I’d like to implement h-adaptation on structured grids. I find the mesh quality doesn’t seem to be good when using splitmesh to refine mesh locally, because splitmesh(...) is not based on the partition principle of the longest edge of the grid elements.
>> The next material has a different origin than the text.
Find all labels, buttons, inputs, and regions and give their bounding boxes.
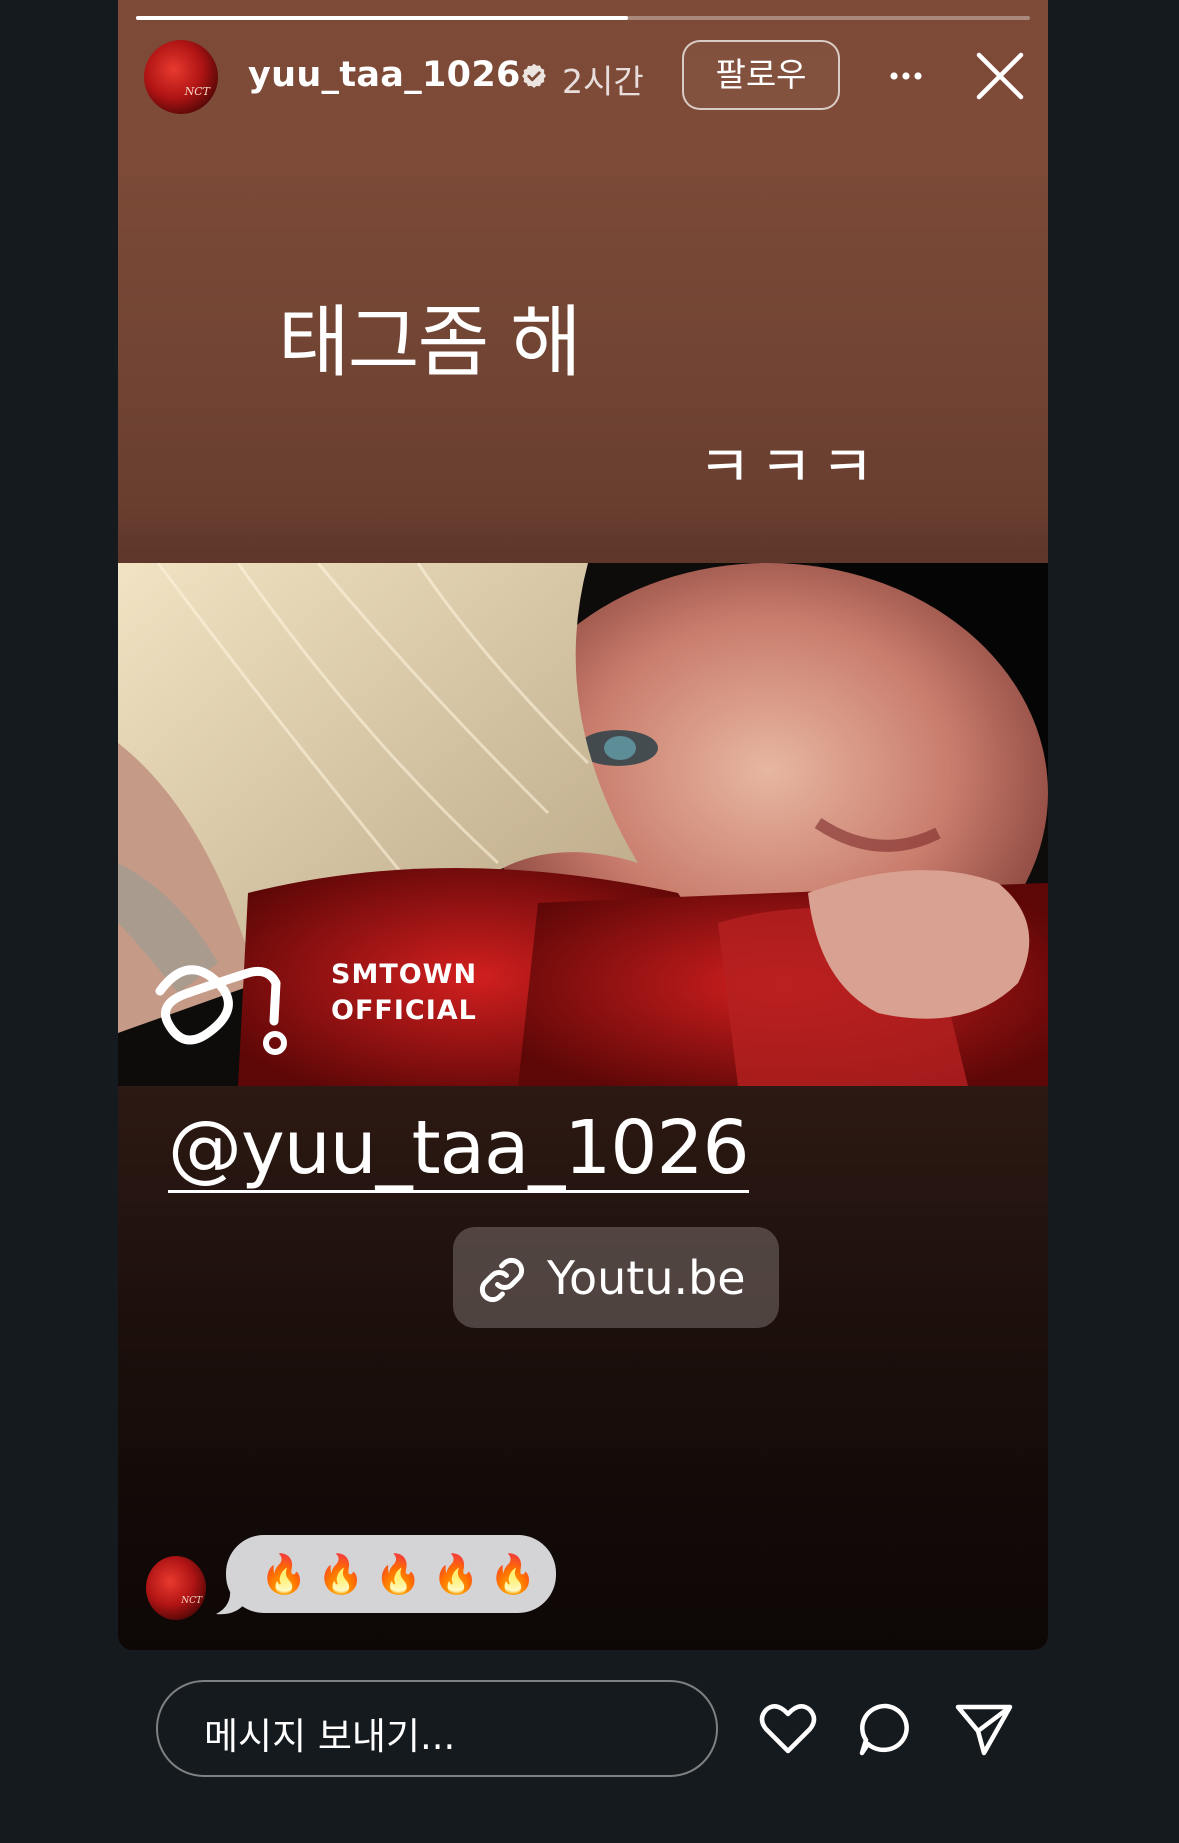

I wonder if there is any way to improve it.
For example:

macro grad(u) [dx(u), dy(u)] //

//----------------------+
//    Exact Solution    |
//----------------------+
func f = 1;
func g = 0;

//---------------+
//     Mesh      |
//---------------+
int nn = 1;
int[int] labs = [1, 2, 3, 4];
border bd1(t = 0, 1) {x = t; y = 0; label=1;}
border bd2(t = 0, 1) {x = 1; y = t/2.; label=1;}
border bd3(t = 0, 1) {x = 1-t/2.; y = 0.5; label=1;}
border bd4(t = 0, 1) {x = 0.5; y = t/2.+0.5; label=1;}
border bd5(t = 0, 1) {x = 0.5-t/2.; y = 1; label=1;}
border bd6(t = 0, 1) {x = 0; y = 1-t; label=1;}
mesh Th = buildmesh(bd1(2*nn) + bd2(nn) + bd3(nn) + bd4(nn) + bd5(nn) + bd6(2*nn));
/*
for (int it = 0; it < 10; ++it)
{
	Th = adaptmesh(Th, 1./nn, IsMetric=1, nbvx=1e+5);
}
*/
//mesh Th = square(nn, nn);
plot(Th, cmm="Initial Mesh", wait=1);

//----------------------------+
//    Finite Element Space    |
//----------------------------+
fespace Vh(Th, P1), Ph(Th, P0);
Vh uh;
Vh xx = x, yy = y;
Ph etaK;

//----------------------------------------------------+
//    Solve Poisson Equations by h-adaptive Methods   |
//----------------------------------------------------+
varf vA(u, v) = int2d(Th) (grad(u)'*grad(v)) + on(labs, u=g);
varf vl(unused, v) = int2d(Th) (f * v) + on(labs, unused=g);
varf vetaK(unused, chiK) = intalledges(Th) ( chiK * lenEdge * square(jump(grad(uh)'*[N.x, N.y])) )
	+ int2d(Th) ( chiK * square(hTriangle * (f + dxx(uh) + dyy(uh))) );
matrix A;
for (int it = 0; it < 100; ++it)
{
	etaK[] = vetaK(0, Ph);
	Th = splitmesh(Th, 1+(etaK>1.25e-4/2^it));
	uh = uh;
	etaK = etaK;
	A = vA(Vh, Vh);
	real[int] b = vl(0, Vh);
	uh[] = A^-1 * b;
	plot(Th, cmm="Refine Mesh", wait=1);
}